2022-06-13
In general Unix system calls are not cancellable, just abortable
One of the common wishes in environments and languages that support concurrency is for (Unix) system calls to be cancellable in the way that other operations often are. Unfortunately this is not practical, which is part of why a lot of such environments don't try to support it (Go is famously one of them, which makes people unhappy since it does have a 'context' package that can cancel other things).
All or almost all Unix system calls can be aborted, which is to
say that you can interrupt them before they complete and force
control to return to the program. However, when you abort a system
call this way the effects of the system call may be either incomplete
or indeterminate, leaving you with either broken state or unusable
state (or at least a peculiar state that you have to sort out). For
example, if a close()
is aborted, the state of the file descriptor
involved is explicitly unknown. Only some Unix system
calls can be cancelled, which is to say stopped with things in
some orderly and known state. Often these system calls are the least
interesting ones because all they do is inquire about the state of
things, such as what file descriptors are ready or whether you have
dead or stopped children.
Some interesting system calls can be cancelled under some but not all situations using special mechanisms that may have side effects. You may be able to relatively cleanly cancel certain network IO by setting the file descriptor to non-blocking, for example, but this will probably have done some IO and might affect other threads if they immediately try to do IO on the file descriptor before you can set it back to blocking.
Some languages and environments actually turn certain normally
synchronous 'system call' operations into asynchronous actions that
can be cancelled (to some degree). For example, Go's runtime and
network IO subsystem cooperate to turn what looks like blocking
read()
or write()
operations into non-blocking ones combined
with waiting for network sockets to be ready (along with other
things, such as periodic timer ticks). This allows these operations
to be cancellable (although Go doesn't expose a clean way to do
it).
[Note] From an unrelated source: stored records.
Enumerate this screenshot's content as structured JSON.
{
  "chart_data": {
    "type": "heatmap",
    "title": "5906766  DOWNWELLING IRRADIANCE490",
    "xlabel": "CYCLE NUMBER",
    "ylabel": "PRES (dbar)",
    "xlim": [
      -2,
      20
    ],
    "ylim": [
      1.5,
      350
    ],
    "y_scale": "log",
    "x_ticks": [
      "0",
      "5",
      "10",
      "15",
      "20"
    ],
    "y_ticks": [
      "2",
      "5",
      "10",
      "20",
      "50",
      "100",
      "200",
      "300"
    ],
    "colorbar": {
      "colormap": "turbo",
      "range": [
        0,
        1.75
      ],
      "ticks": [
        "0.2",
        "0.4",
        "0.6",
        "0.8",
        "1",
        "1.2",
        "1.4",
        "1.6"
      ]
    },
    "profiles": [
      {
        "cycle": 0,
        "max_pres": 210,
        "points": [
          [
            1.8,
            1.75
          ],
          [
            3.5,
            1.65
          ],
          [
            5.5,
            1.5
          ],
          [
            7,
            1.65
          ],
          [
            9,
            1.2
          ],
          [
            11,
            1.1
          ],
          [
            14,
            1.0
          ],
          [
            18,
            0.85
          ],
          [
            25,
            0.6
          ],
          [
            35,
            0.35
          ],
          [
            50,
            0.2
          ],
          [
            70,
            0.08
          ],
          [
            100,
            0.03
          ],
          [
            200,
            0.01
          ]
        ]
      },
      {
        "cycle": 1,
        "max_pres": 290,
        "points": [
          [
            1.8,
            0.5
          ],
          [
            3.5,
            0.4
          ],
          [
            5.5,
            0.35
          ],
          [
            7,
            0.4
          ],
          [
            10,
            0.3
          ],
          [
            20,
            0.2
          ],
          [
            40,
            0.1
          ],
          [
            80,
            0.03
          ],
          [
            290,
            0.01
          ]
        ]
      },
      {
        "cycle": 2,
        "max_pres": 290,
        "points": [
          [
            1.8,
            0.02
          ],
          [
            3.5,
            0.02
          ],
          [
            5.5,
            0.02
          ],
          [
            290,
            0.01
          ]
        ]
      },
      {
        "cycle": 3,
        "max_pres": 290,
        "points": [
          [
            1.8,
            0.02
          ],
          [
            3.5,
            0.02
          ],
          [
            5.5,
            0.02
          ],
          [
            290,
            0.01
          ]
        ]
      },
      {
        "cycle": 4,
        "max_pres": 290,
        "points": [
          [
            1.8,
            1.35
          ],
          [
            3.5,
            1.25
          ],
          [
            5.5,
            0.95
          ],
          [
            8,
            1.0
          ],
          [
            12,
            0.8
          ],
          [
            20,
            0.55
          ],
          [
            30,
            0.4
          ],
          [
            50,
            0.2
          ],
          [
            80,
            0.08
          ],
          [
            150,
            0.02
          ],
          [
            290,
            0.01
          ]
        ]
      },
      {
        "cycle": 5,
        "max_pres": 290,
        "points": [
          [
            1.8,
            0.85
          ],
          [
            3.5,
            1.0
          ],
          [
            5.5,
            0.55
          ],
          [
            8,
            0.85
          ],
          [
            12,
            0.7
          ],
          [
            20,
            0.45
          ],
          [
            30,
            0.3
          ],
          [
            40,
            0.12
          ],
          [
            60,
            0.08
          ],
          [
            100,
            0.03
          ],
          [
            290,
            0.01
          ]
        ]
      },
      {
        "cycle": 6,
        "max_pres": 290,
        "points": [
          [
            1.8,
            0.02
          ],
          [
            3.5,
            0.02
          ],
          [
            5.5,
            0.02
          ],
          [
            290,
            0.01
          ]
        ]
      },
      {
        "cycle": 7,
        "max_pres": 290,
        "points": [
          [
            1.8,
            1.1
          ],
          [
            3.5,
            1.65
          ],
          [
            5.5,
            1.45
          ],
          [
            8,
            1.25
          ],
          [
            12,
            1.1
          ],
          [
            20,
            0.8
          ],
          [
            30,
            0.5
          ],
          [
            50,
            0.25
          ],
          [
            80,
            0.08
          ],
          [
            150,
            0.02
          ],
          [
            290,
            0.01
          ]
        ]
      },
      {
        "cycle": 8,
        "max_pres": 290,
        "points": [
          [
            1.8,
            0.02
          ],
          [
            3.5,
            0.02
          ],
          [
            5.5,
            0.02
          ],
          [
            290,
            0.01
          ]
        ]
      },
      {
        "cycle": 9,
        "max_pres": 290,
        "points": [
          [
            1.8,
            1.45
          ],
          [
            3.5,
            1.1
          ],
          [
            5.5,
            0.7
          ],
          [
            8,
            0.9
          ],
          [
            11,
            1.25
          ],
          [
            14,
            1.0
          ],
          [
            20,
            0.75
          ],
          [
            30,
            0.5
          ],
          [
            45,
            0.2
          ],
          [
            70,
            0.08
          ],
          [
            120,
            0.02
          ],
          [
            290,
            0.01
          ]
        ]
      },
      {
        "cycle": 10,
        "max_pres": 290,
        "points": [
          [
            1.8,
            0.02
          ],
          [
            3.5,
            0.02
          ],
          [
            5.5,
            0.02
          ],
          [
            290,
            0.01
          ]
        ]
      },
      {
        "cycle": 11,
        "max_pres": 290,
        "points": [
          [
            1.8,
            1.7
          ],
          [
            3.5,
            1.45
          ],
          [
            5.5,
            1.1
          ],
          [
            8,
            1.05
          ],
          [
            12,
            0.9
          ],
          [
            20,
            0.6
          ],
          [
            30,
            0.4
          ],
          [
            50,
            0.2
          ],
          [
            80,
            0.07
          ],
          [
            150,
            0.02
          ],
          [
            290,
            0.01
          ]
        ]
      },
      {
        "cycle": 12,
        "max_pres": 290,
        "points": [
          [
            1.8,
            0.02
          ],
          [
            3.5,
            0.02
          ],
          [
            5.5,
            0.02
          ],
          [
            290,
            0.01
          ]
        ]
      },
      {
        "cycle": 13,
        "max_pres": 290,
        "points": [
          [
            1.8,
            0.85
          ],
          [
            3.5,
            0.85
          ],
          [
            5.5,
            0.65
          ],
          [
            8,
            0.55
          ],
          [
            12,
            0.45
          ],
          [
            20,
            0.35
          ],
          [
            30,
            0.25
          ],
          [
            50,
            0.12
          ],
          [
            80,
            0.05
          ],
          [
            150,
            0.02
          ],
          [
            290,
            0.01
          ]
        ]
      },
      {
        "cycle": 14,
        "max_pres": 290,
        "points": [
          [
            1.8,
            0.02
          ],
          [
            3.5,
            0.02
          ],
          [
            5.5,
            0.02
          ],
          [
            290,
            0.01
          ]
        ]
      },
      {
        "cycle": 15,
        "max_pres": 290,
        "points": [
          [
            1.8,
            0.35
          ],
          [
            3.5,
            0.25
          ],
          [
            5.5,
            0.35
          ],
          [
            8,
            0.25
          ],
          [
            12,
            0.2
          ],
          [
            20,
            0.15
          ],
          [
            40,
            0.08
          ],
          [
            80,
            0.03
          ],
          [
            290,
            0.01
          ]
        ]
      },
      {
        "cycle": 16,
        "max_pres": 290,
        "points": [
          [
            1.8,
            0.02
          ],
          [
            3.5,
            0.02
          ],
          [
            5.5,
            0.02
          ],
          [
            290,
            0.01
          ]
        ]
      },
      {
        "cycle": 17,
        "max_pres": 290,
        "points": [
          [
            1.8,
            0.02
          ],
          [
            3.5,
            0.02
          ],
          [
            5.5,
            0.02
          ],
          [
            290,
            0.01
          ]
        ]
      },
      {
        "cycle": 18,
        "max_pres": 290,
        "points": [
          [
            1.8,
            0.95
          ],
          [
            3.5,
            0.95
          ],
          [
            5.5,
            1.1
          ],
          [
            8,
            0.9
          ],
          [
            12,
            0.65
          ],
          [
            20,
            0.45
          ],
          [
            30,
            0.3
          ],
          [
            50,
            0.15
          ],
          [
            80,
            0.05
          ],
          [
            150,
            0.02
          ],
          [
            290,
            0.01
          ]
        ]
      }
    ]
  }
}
But this can only be applied to certain sorts of read()
s and
write()
s; very few Unixes support cleanly cancelling filesystem
IO, for example.
The distinction I'm drawing between cancelling a system call and aborting it may seem picky, but I think it's an important one. If you think of it as aborting a system call, it means means that you have to carefully consider and deal with partially done operations and potentially uncertain state. If you could cleanly cancel system calls without worrying about all of that, life would be much nicer. But you can't.